Il punto è semplice: nelle aree urbane, la quota di spostamenti effettuati in auto rimane preponderante. E non di poco. Le persone continuano a preferire il proprio veicolo per andare al lavoro, accompagnare i figli a scuola, fare la spesa o anche solo spostarsi di pochi chilometri. Le ragioni sono molteplici, dalla comodità alla percezione di sicurezza, passando per la cronica inadeguatezza del trasporto pubblico in molte realtà. Il risultato è che il peso dell’auto nel sistema di mobilità urbana è ancora enorme, molto più di quello che la narrazione pubblica lascia intendere.
Perché le alternative non riescono a scalfire il dominio dell’auto
Quello che spesso sfugge nel dibattito è che le alternative all’auto non sono cresciute al ritmo necessario per incidere davvero sulle abitudini di milioni di persone. I servizi di car sharing, il bike sharing, i monopattini elettrici: tutto molto bello sulla carta, ma nei numeri complessivi restano marginali. Le città hanno investito, certo, ma spesso in modo frammentato, senza una visione integrata che renda davvero competitivo il non possedere un’auto.

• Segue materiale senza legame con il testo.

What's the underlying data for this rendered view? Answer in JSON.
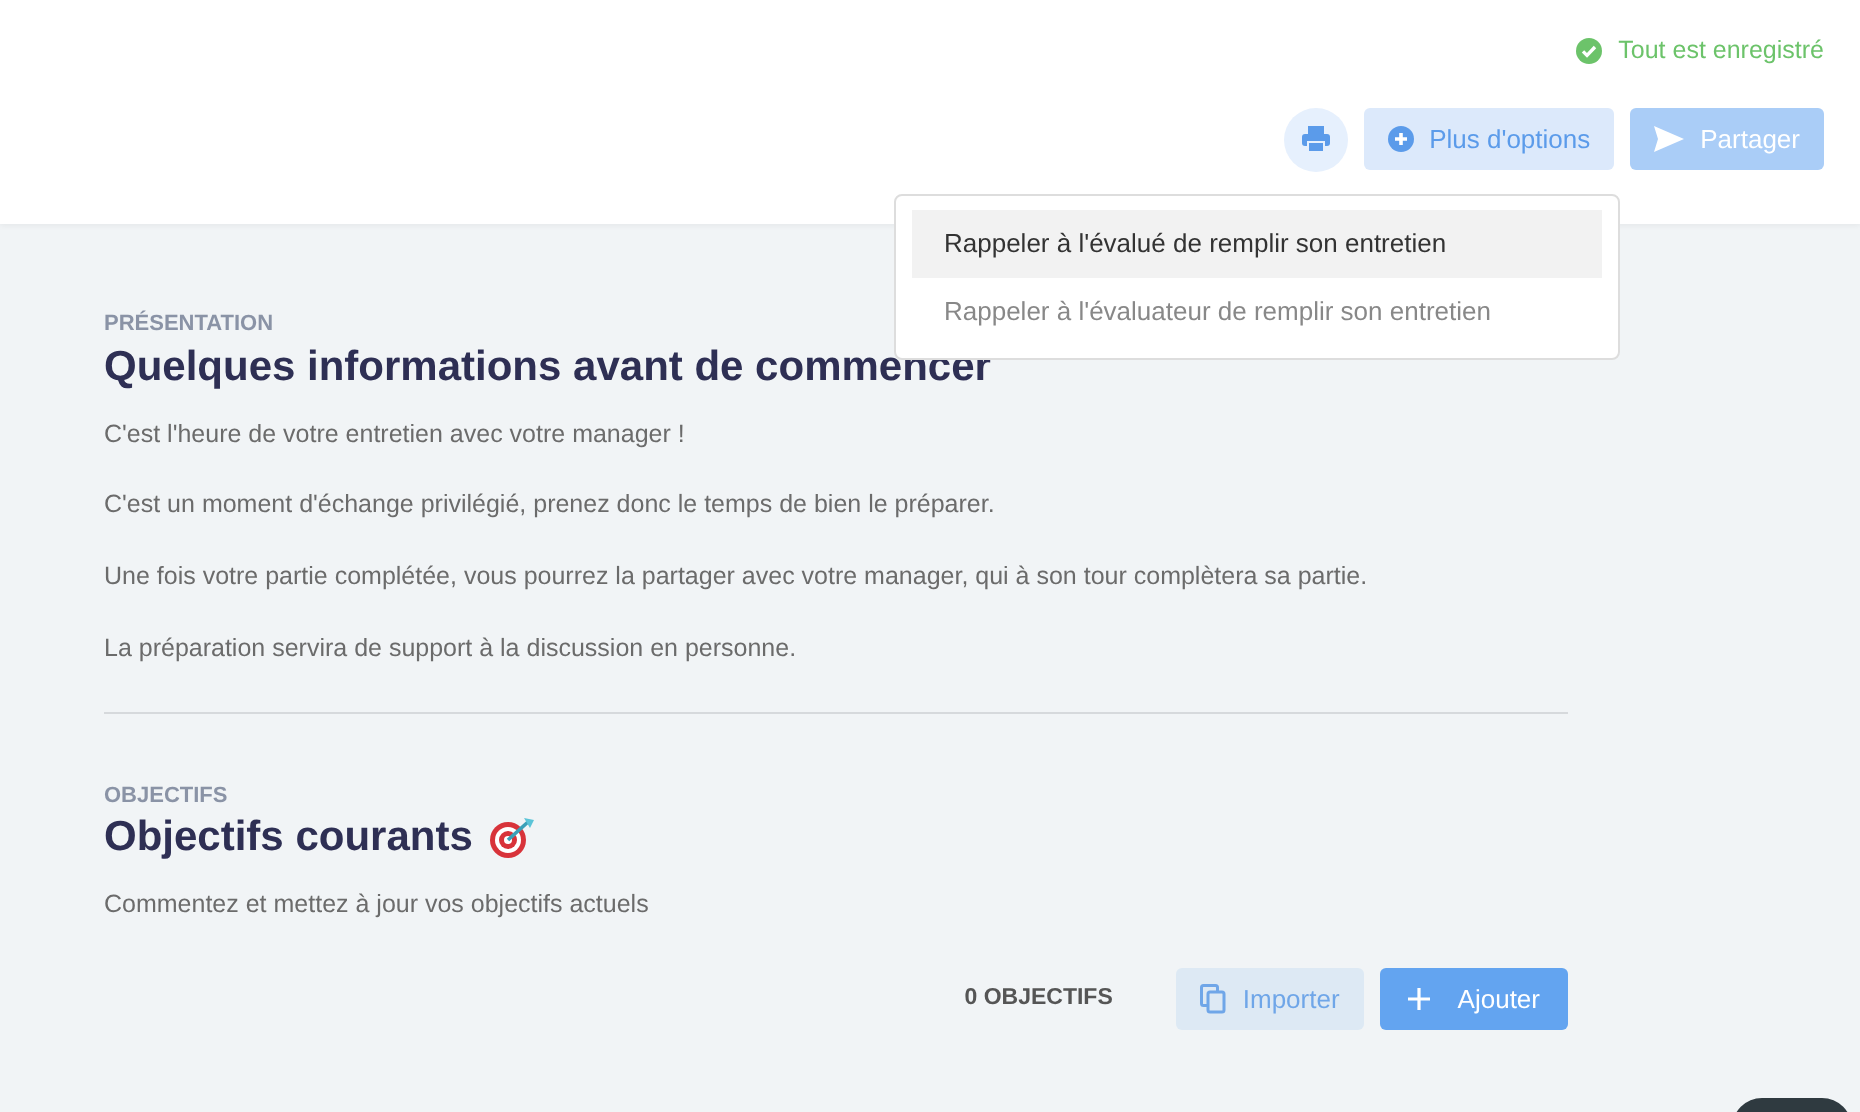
{
  "save_status": {
    "text": "Tout est enregistré",
    "saved": true
  },
  "toolbar": {
    "more_options": "Plus d'options",
    "share": {
      "label": "Partager",
      "disabled": true
    }
  },
  "menu": [
    {
      "label": "Rappeler à l'évalué de remplir son entretien",
      "selected": true
    },
    {
      "label": "Rappeler à l'évaluateur de remplir son entretien",
      "selected": false
    }
  ],
  "sections": [
    {
      "kind": "intro",
      "eyebrow": "PRÉSENTATION",
      "title": "Quelques informations avant de commencer",
      "paragraphs": [
        "C'est l'heure de votre entretien avec votre manager !",
        "C'est un moment d'échange privilégié, prenez donc le temps de bien le préparer.",
        "Une fois votre partie complétée, vous pourrez la partager avec votre manager, qui à son tour complètera sa partie.",
        "La préparation servira de support à la discussion en personne."
      ]
    },
    {
      "kind": "objectives",
      "eyebrow": "OBJECTIFS",
      "title": "Objectifs courants",
      "paragraphs": [
        "Commentez et mettez à jour vos objectifs actuels"
      ],
      "count": "0 OBJECTIFS",
      "import": "Importer",
      "add": "Ajouter"
    }
  ]
}
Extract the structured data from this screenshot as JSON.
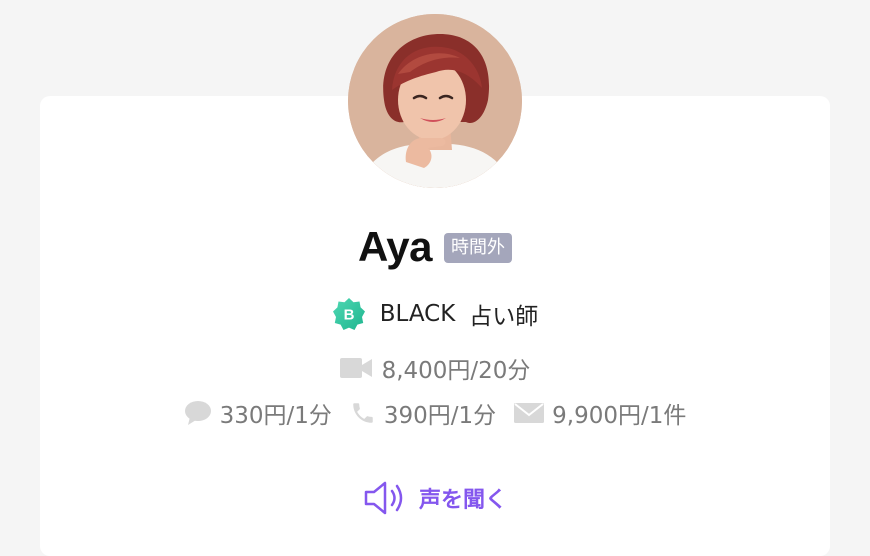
{
  "profile": {
    "name": "Aya",
    "status_badge": "時間外",
    "rank_letter": "B",
    "rank_label": "BLACK",
    "role_label": "占い師"
  },
  "prices": {
    "video": "8,400円/20分",
    "chat": "330円/1分",
    "phone": "390円/1分",
    "mail": "9,900円/1件"
  },
  "voice": {
    "label": "声を聞く"
  },
  "icons": {
    "rank": "rank-badge-icon",
    "video": "video-camera-icon",
    "chat": "chat-bubble-icon",
    "phone": "phone-icon",
    "mail": "mail-icon",
    "voice": "speaker-icon"
  },
  "colors": {
    "accent": "#8457ee",
    "status_badge_bg": "#a4a6bb",
    "rank_badge": "#2fc9a3",
    "icon_gray": "#d8d8d8",
    "price_text": "#7a7a7a"
  }
}
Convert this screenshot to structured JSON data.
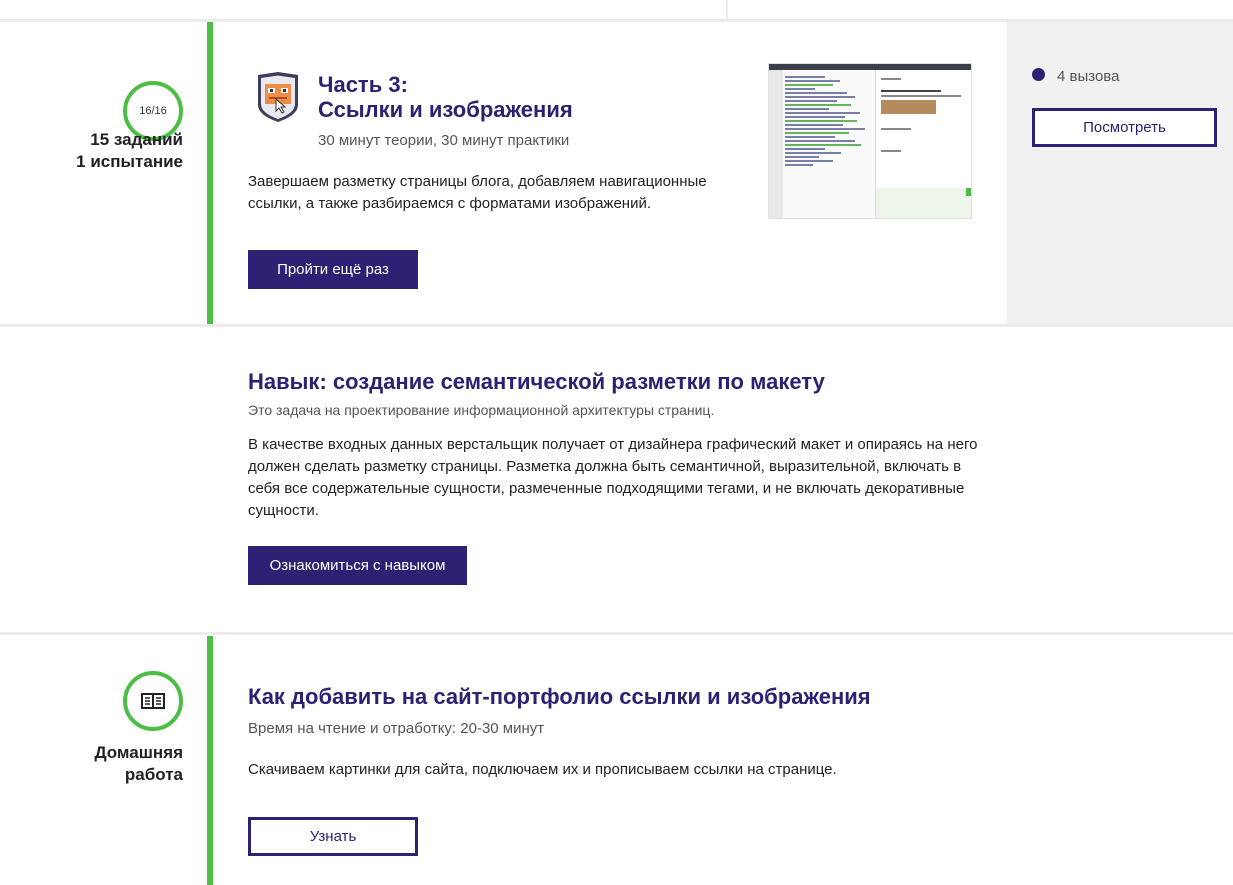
{
  "colors": {
    "accent": "#2d2173",
    "timeline": "#4cbd45",
    "panel": "#f1f1f1"
  },
  "part": {
    "progress": "16/16",
    "meta_line1": "15 заданий",
    "meta_line2": "1 испытание",
    "icon": "shield-badge-icon",
    "title_line1": "Часть 3:",
    "title_line2": "Ссылки и изображения",
    "subtitle": "30 минут теории, 30 минут практики",
    "description": "Завершаем разметку страницы блога, добавляем навигационные ссылки, а также разбираемся с форматами изображений.",
    "button_label": "Пройти ещё раз",
    "calls_label": "4 вызова",
    "view_button_label": "Посмотреть"
  },
  "skill": {
    "title": "Навык: создание семантической разметки по макету",
    "subtitle": "Это задача на проектирование информационной архитектуры страниц.",
    "description": "В качестве входных данных верстальщик получает от дизайнера графический макет и опираясь на него должен сделать разметку страницы. Разметка должна быть семантичной, выразительной, включать в себя все содержательные сущности, размеченные подходящими тегами, и не включать декоративные сущности.",
    "button_label": "Ознакомиться с навыком"
  },
  "homework": {
    "icon": "book-icon",
    "label_line1": "Домашняя",
    "label_line2": "работа",
    "title": "Как добавить на сайт-портфолио ссылки и изображения",
    "subtitle": "Время на чтение и отработку: 20-30 минут",
    "description": "Скачиваем картинки для сайта, подключаем их и прописываем ссылки на странице.",
    "button_label": "Узнать"
  }
}
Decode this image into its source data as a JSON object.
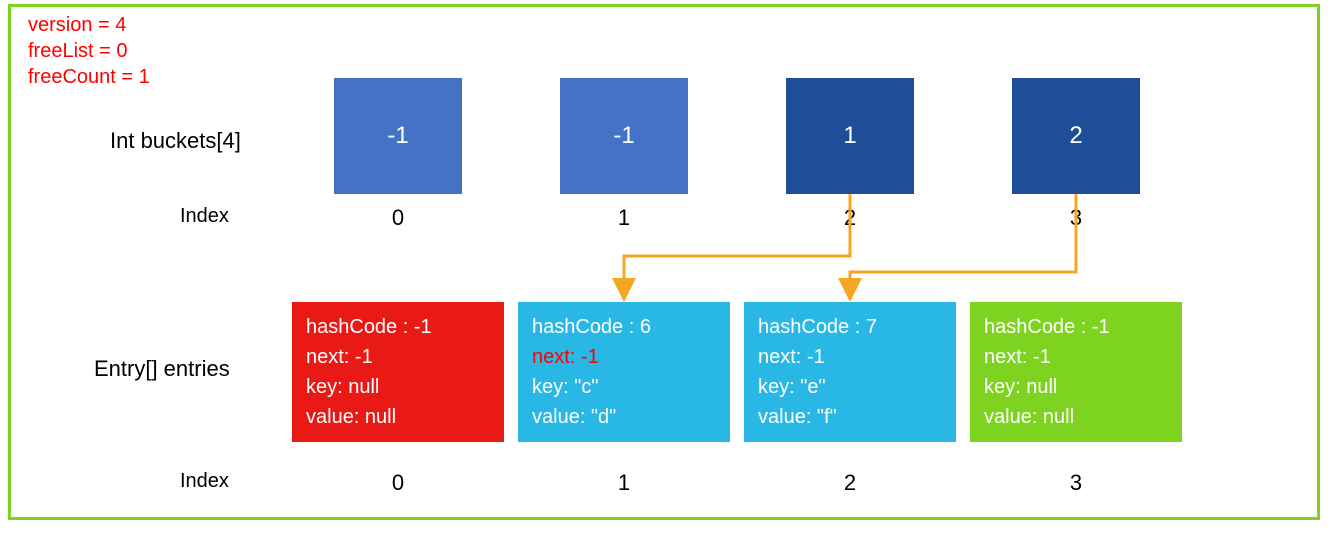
{
  "meta": {
    "version_label": "version = 4",
    "freeList_label": "freeList = 0",
    "freeCount_label": "freeCount = 1"
  },
  "labels": {
    "buckets": "Int buckets[4]",
    "entries": "Entry[] entries",
    "index": "Index"
  },
  "buckets": [
    {
      "value": "-1",
      "shade": "light"
    },
    {
      "value": "-1",
      "shade": "light"
    },
    {
      "value": "1",
      "shade": "dark"
    },
    {
      "value": "2",
      "shade": "dark"
    }
  ],
  "bucket_indices": [
    "0",
    "1",
    "2",
    "3"
  ],
  "entries": [
    {
      "color": "red",
      "hashCode": "hashCode : -1",
      "next": "next: -1",
      "key": "key: null",
      "value": "value: null",
      "next_highlight": false
    },
    {
      "color": "blue",
      "hashCode": "hashCode : 6",
      "next": "next: -1",
      "key": "key: \"c\"",
      "value": "value: \"d\"",
      "next_highlight": true
    },
    {
      "color": "blue",
      "hashCode": "hashCode : 7",
      "next": "next: -1",
      "key": "key: \"e\"",
      "value": "value: \"f\"",
      "next_highlight": false
    },
    {
      "color": "green",
      "hashCode": "hashCode : -1",
      "next": "next: -1",
      "key": "key: null",
      "value": "value: null",
      "next_highlight": false
    }
  ],
  "entry_indices": [
    "0",
    "1",
    "2",
    "3"
  ],
  "arrows": [
    {
      "from_bucket": 2,
      "to_entry": 1
    },
    {
      "from_bucket": 3,
      "to_entry": 2
    }
  ],
  "colors": {
    "arrow": "#F5A623"
  }
}
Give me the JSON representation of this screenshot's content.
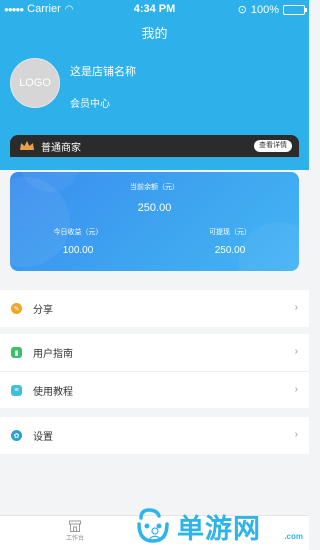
{
  "status_bar": {
    "carrier": "Carrier",
    "time": "4:34 PM",
    "battery": "100%"
  },
  "header": {
    "title": "我的",
    "logo_text": "LOGO",
    "store_name": "这是店铺名称",
    "member_center": "会员中心"
  },
  "merchant": {
    "label": "普通商家",
    "detail_button": "查看详情"
  },
  "balance": {
    "current_label": "当前余额（元）",
    "current_value": "250.00",
    "today_label": "今日收益（元）",
    "today_value": "100.00",
    "withdrawable_label": "可提现（元）",
    "withdrawable_value": "250.00"
  },
  "menu": {
    "share": "分享",
    "guide": "用户指南",
    "tutorial": "使用教程",
    "settings": "设置"
  },
  "tabs": {
    "work": "工作台"
  },
  "watermark": {
    "text": "单游网",
    "url": ".com"
  },
  "colors": {
    "header": "#2eb1ea",
    "merchant_bar": "#2b2b2b",
    "card_blue": "#3b8df0",
    "share": "#f0a623",
    "guide": "#3dbf6a",
    "tutorial": "#3fc1d9",
    "settings": "#2aa0d6"
  }
}
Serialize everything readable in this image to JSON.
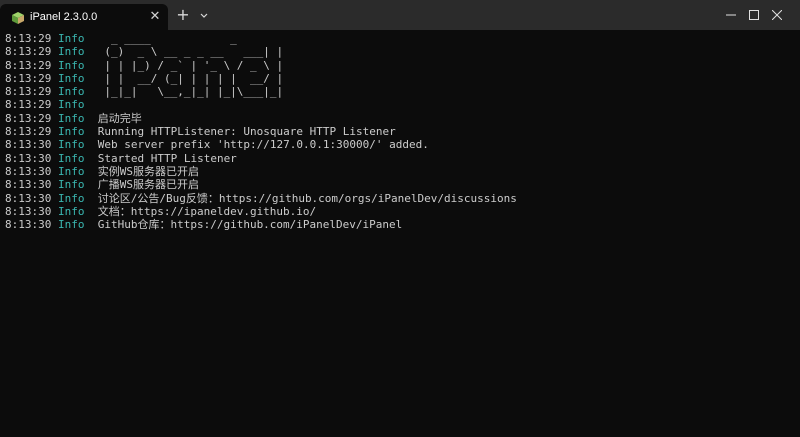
{
  "window": {
    "tab_title": "iPanel 2.3.0.0",
    "accent": "#3ab6b0",
    "background": "#0c0c0c",
    "titlebar": "#2b2b2b"
  },
  "icons": {
    "app": "cube-icon",
    "close_tab": "close-icon",
    "new_tab": "plus-icon",
    "dropdown": "chevron-down-icon",
    "minimize": "minimize-icon",
    "maximize": "maximize-icon",
    "close_window": "close-icon"
  },
  "log": [
    {
      "time": "8:13:29",
      "level": "Info",
      "text": "  _ ____            _"
    },
    {
      "time": "8:13:29",
      "level": "Info",
      "text": " (_)  _ \\ __ _ _ __   ___| |"
    },
    {
      "time": "8:13:29",
      "level": "Info",
      "text": " | | |_) / _` | '_ \\ / _ \\ |"
    },
    {
      "time": "8:13:29",
      "level": "Info",
      "text": " | |  __/ (_| | | | |  __/ |"
    },
    {
      "time": "8:13:29",
      "level": "Info",
      "text": " |_|_|   \\__,_|_| |_|\\___|_|"
    },
    {
      "time": "8:13:29",
      "level": "Info",
      "text": ""
    },
    {
      "time": "8:13:29",
      "level": "Info",
      "text": "启动完毕"
    },
    {
      "time": "8:13:29",
      "level": "Info",
      "text": "Running HTTPListener: Unosquare HTTP Listener"
    },
    {
      "time": "8:13:30",
      "level": "Info",
      "text": "Web server prefix 'http://127.0.0.1:30000/' added."
    },
    {
      "time": "8:13:30",
      "level": "Info",
      "text": "Started HTTP Listener"
    },
    {
      "time": "8:13:30",
      "level": "Info",
      "text": "实例WS服务器已开启"
    },
    {
      "time": "8:13:30",
      "level": "Info",
      "text": "广播WS服务器已开启"
    },
    {
      "time": "8:13:30",
      "level": "Info",
      "text": "讨论区/公告/Bug反馈：https://github.com/orgs/iPanelDev/discussions"
    },
    {
      "time": "8:13:30",
      "level": "Info",
      "text": "文档：https://ipaneldev.github.io/"
    },
    {
      "time": "8:13:30",
      "level": "Info",
      "text": "GitHub仓库：https://github.com/iPanelDev/iPanel"
    }
  ]
}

E poi c’è il fattore tempo. Chi vive in periferia, o in zone mal collegate, semplicemente non ha scelta. L’automobile resta l’unico mezzo che garantisce flessibilità e tempi di percorrenza accettabili. Questo vale soprattutto in Italia, dove il tessuto urbano è spesso disperso e le linee di trasporto pubblico non riescono a coprire capillarmente il territorio.
C’è anche un elemento culturale da non sottovalutare. L’auto rappresenta ancora per molti un simbolo di indipendenza e status. Rinunciarvi non è solo una questione pratica, è un cambiamento che tocca corde più profonde. E finché le infrastrutture alternative non saranno davvero all’altezza, chiedere alle persone di abbandonare l’auto suona più come un esercizio retorico che come una proposta concreta.
I numeri raccontano una storia diversa dalle aspettative
Guardando ai dati sulla ripartizione modale degli spostamenti, il quadro è piuttosto chiaro. L’auto copre ancora la fetta più ampia degli spostamenti quotidiani, con percentuali che in molte città superano abbondantemente il 50%. Le biciclette, i mezzi pubblici e gli spostamenti a piedi si dividono il resto, spesso in modo disomogeneo e con differenze enormi tra una città e l’altra.
Chi si occupa di pianificazione urbana lo sa bene: cambiare le abitudini di mobilità richiede decenni, non singoli interventi spot. Servono reti di trasporto pubblico efficienti, frequenti e puntuali. Servono parcheggi di scambio funzionanti, zone a traffico limitato che non siano solo cartelli ma sistemi integrati. E serve soprattutto che le persone percepiscano un vantaggio reale nel lasciare l’auto a casa.